If all of the above can be demonstrated using existing data sheets, clinical studies and research, then additional biocompatibility testing may not be required. If there are any existing “knowledge gaps” (the FDA’s term) even after reviewing the existing medical literature, biocompatibility testing will be required.
Using Testing to Establish Biocompatibility
Again, the required biocompatibility testing for a particular device depends on what tissues it will contact and how long it will contact those tissues. For example, implantable devices that contact blood must satisfy the following biocompatibility endpoints:
- Acute, subchronic, and chronic systemic toxicity
- Material mediated pyrogenicity
The FDA has developed detailed test considerations to guide MDMs in developing the above testing methods. This information is available in the FDA’s Use of International Standard ISO 10993-1 document.
According to the same document, the FDA encourages device manufacturers to pursue in vitro testing instead of in vivo testing when possible. The reason being to minimize the number of living animal subjects used for medical research purposes. For many biocompatibility endpoints, in vitro testing produces information that’s sufficiently similar to in vivo tests.
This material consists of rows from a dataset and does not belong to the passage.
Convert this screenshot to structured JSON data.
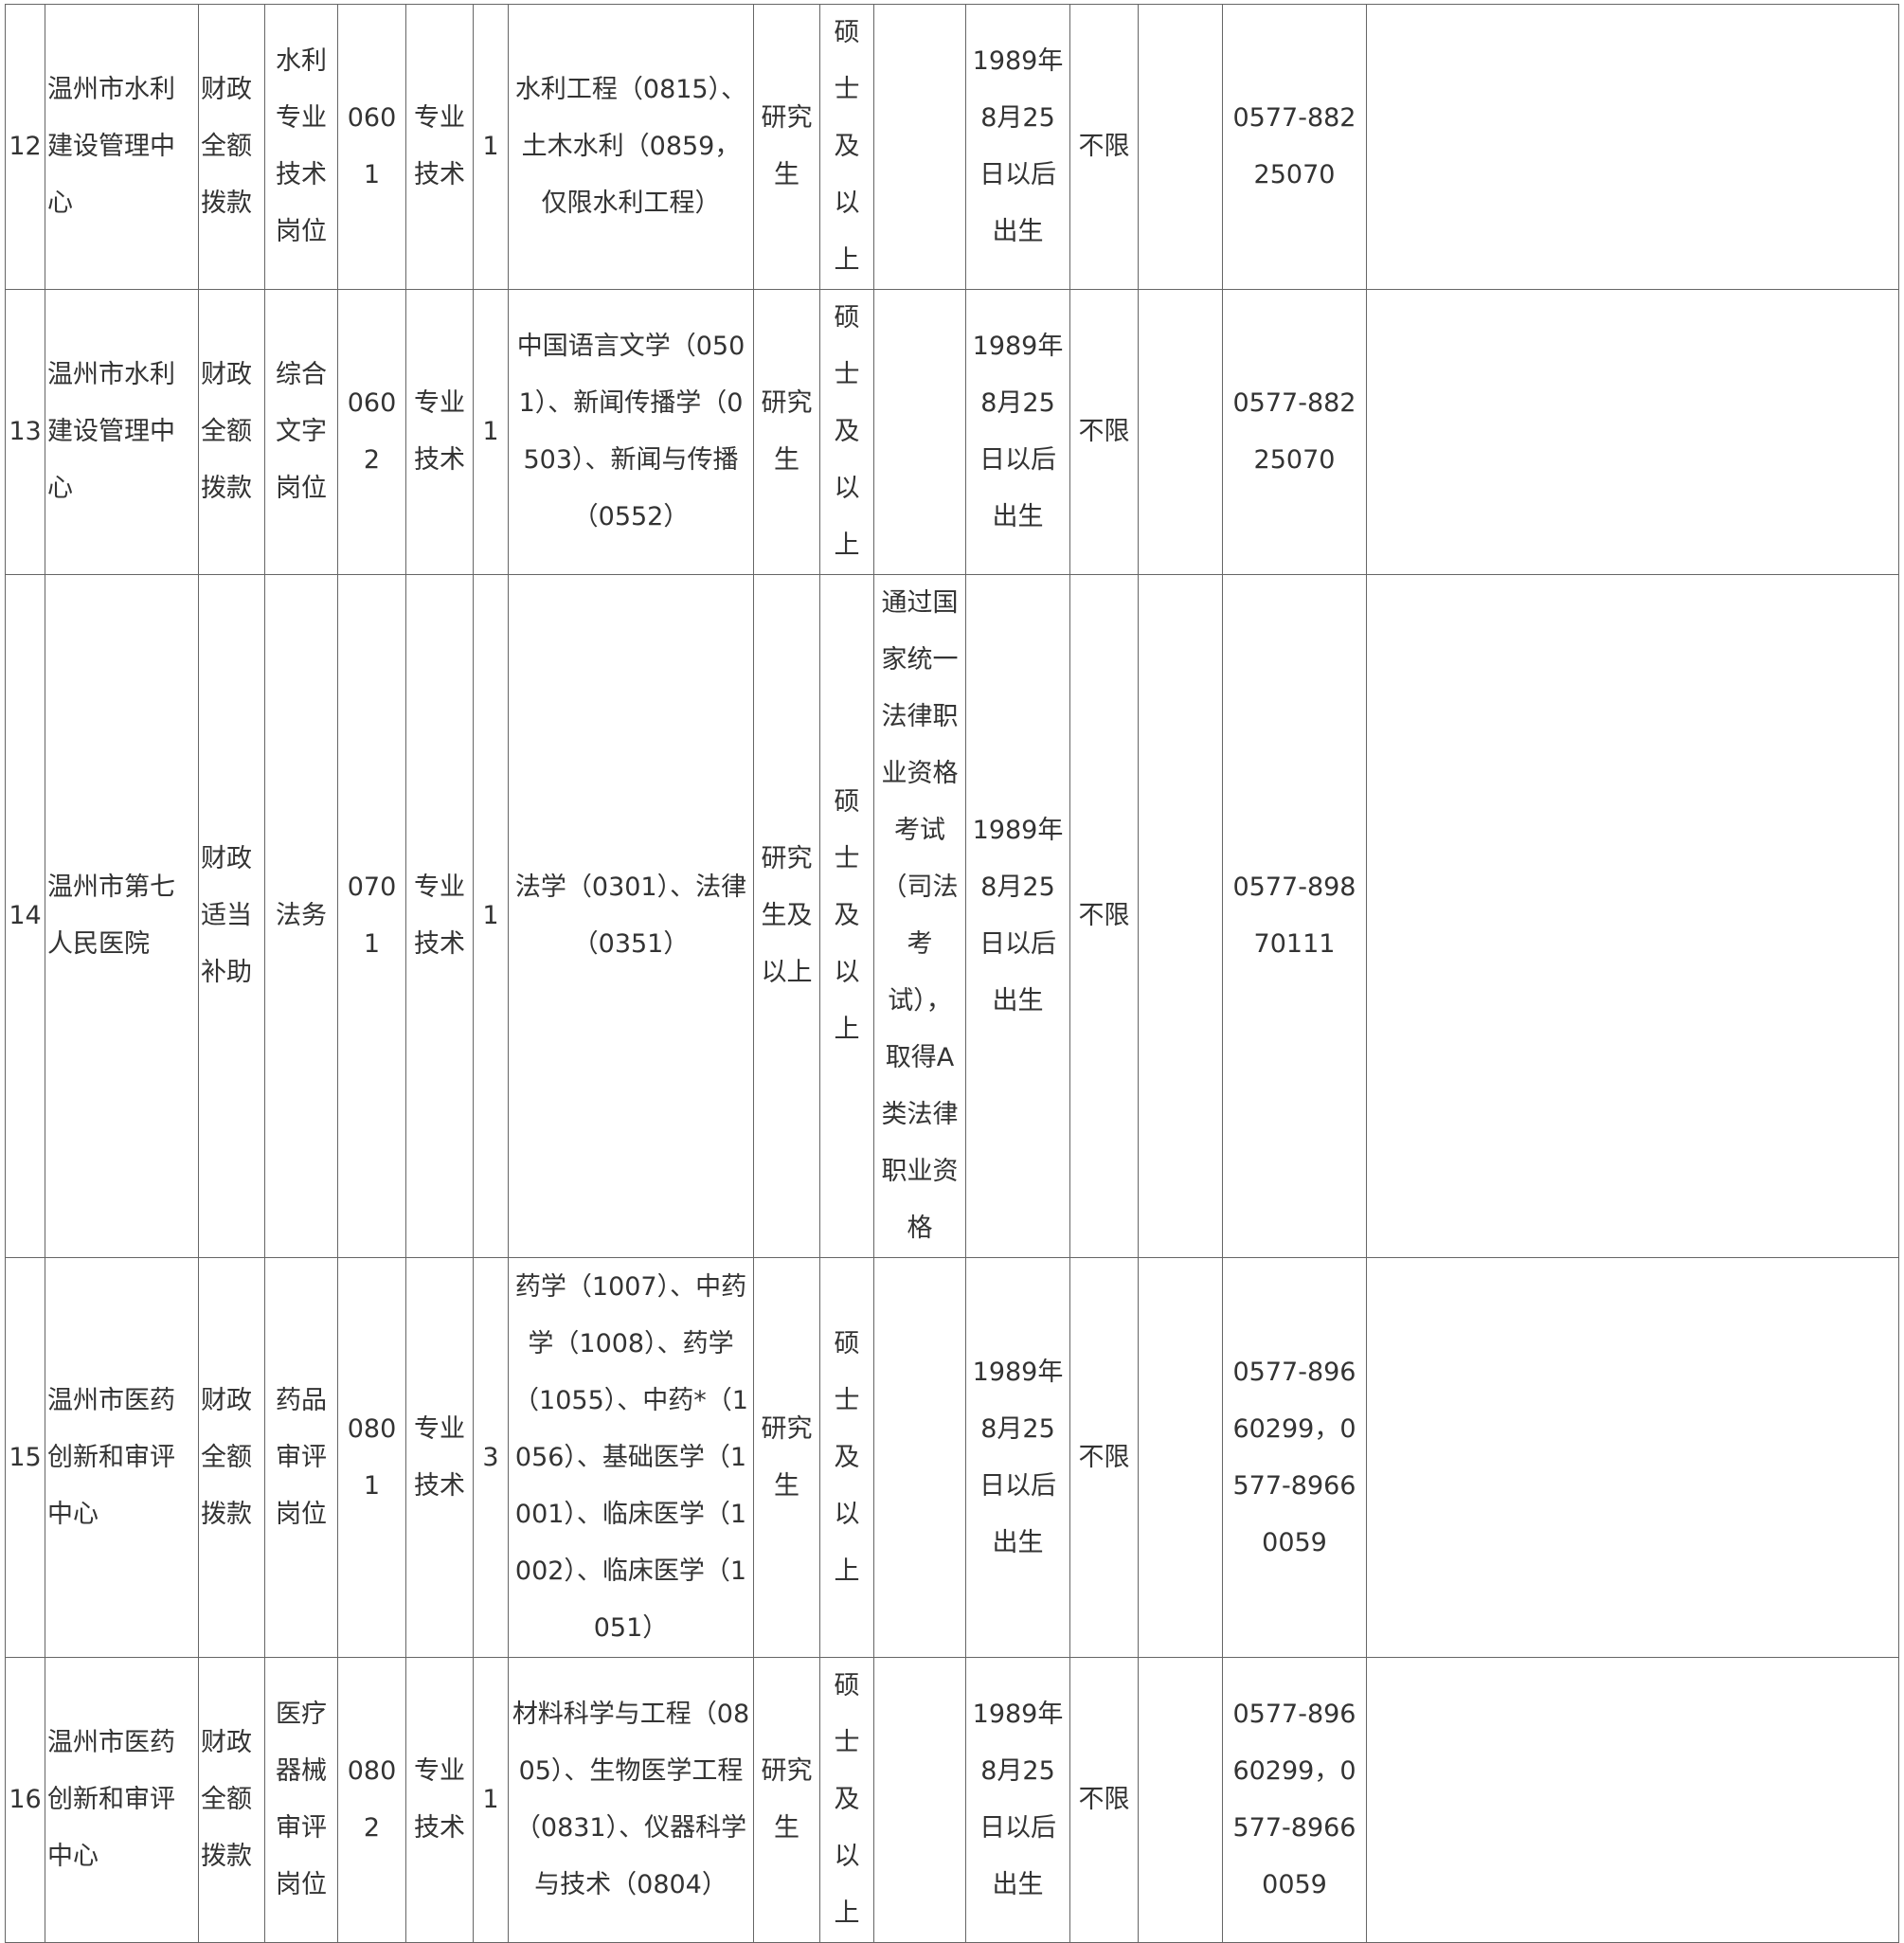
{
  "rows": [
    {
      "no": "12",
      "unit": "温州市水利建设管理中心",
      "funding": "财政全额拨款",
      "position": "水利专业技术岗位",
      "code": "0601",
      "type": "专业技术",
      "count": "1",
      "major": "水利工程（0815）、土木水利（0859，仅限水利工程）",
      "education": "研究生",
      "degree": "硕士及以上",
      "other": "",
      "age": "1989年8月25日以后出生",
      "gender": "不限",
      "extra": "",
      "phone": "0577-88225070",
      "note": ""
    },
    {
      "no": "13",
      "unit": "温州市水利建设管理中心",
      "funding": "财政全额拨款",
      "position": "综合文字岗位",
      "code": "0602",
      "type": "专业技术",
      "count": "1",
      "major": "中国语言文学（0501）、新闻传播学（0503）、新闻与传播（0552）",
      "education": "研究生",
      "degree": "硕士及以上",
      "other": "",
      "age": "1989年8月25日以后出生",
      "gender": "不限",
      "extra": "",
      "phone": "0577-88225070",
      "note": ""
    },
    {
      "no": "14",
      "unit": "温州市第七人民医院",
      "funding": "财政适当补助",
      "position": "法务",
      "code": "0701",
      "type": "专业技术",
      "count": "1",
      "major": "法学（0301）、法律（0351）",
      "education": "研究生及以上",
      "degree": "硕士及以上",
      "other": "通过国家统一法律职业资格考试（司法考试），取得A类法律职业资格",
      "age": "1989年8月25日以后出生",
      "gender": "不限",
      "extra": "",
      "phone": "0577-89870111",
      "note": ""
    },
    {
      "no": "15",
      "unit": "温州市医药创新和审评中心",
      "funding": "财政全额拨款",
      "position": "药品审评岗位",
      "code": "0801",
      "type": "专业技术",
      "count": "3",
      "major": "药学（1007）、中药学（1008）、药学（1055）、中药*（1056）、基础医学（1001）、临床医学（1002）、临床医学（1051）",
      "education": "研究生",
      "degree": "硕士及以上",
      "other": "",
      "age": "1989年8月25日以后出生",
      "gender": "不限",
      "extra": "",
      "phone": "0577-89660299，0577-89660059",
      "note": ""
    },
    {
      "no": "16",
      "unit": "温州市医药创新和审评中心",
      "funding": "财政全额拨款",
      "position": "医疗器械审评岗位",
      "code": "0802",
      "type": "专业技术",
      "count": "1",
      "major": "材料科学与工程（0805）、生物医学工程（0831）、仪器科学与技术（0804）",
      "education": "研究生",
      "degree": "硕士及以上",
      "other": "",
      "age": "1989年8月25日以后出生",
      "gender": "不限",
      "extra": "",
      "phone": "0577-89660299，0577-89660059",
      "note": ""
    }
  ]
}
Use of International Standard ISO 10993-1 also includes guidelines on test sample preparation. Notable points include:
- When possible, the amount of test sample should be based on the device’s surface area, and not mass. Mass-to-extract-volume ratios are only acceptable if the device’s surface area cannot be calculated for this purpose.
- Mixed polarity solvents must be used when identifying potential extractables. This ensures both hydrophilic and lipophilic chemicals are detected during testing.
- Test samples must not be subjected to any processing methods that the final sample will not be subjected to. This includes filtration and centrifugation.
- Test samples must be used within a timeframe specified by ISO 10993-12. If stored past this timeframe, the device manufacturer must demonstrate storage will not affect the device’s biocompatibility.
Using the above testing standards and guidelines, MDMs can produce data that fills any remaining knowledge gaps and demonstrates how potential risks are mitigated by the device’s design or composition.
An Experienced Medical Plastics Converter Can Support an MDM’s Efforts to Demonstrate Device Biocompatibility
The device’s material composition, chemical composition and physical design are all primary biocompatibility considerations. For MDMs designing products in PEEK, Radel or other medical grade plastics, a polymer converter experienced in stock shapes extrusion, injection molding or film calendering can help establish the necessary biocompatibility endpoints.
A specialist in calendering implantable grade PEEK film, for example, can provide detailed data on material composition, chemical composition, processing methods, manufacturing procedures and quality systems. This information can be developed so that it is comprehensive enough for an FDA review of an MDM’s implantable device utilizing the PEEK film. It can also be organized to meet the agency’s formatting standards.
Establishing biocompatibility is a mandatory hurdle that most MDMs must clear before their device can be marketed. The process is complex and time-consuming, but it’s made much easier with the expertise and insight that an expert medical polymer converter offers.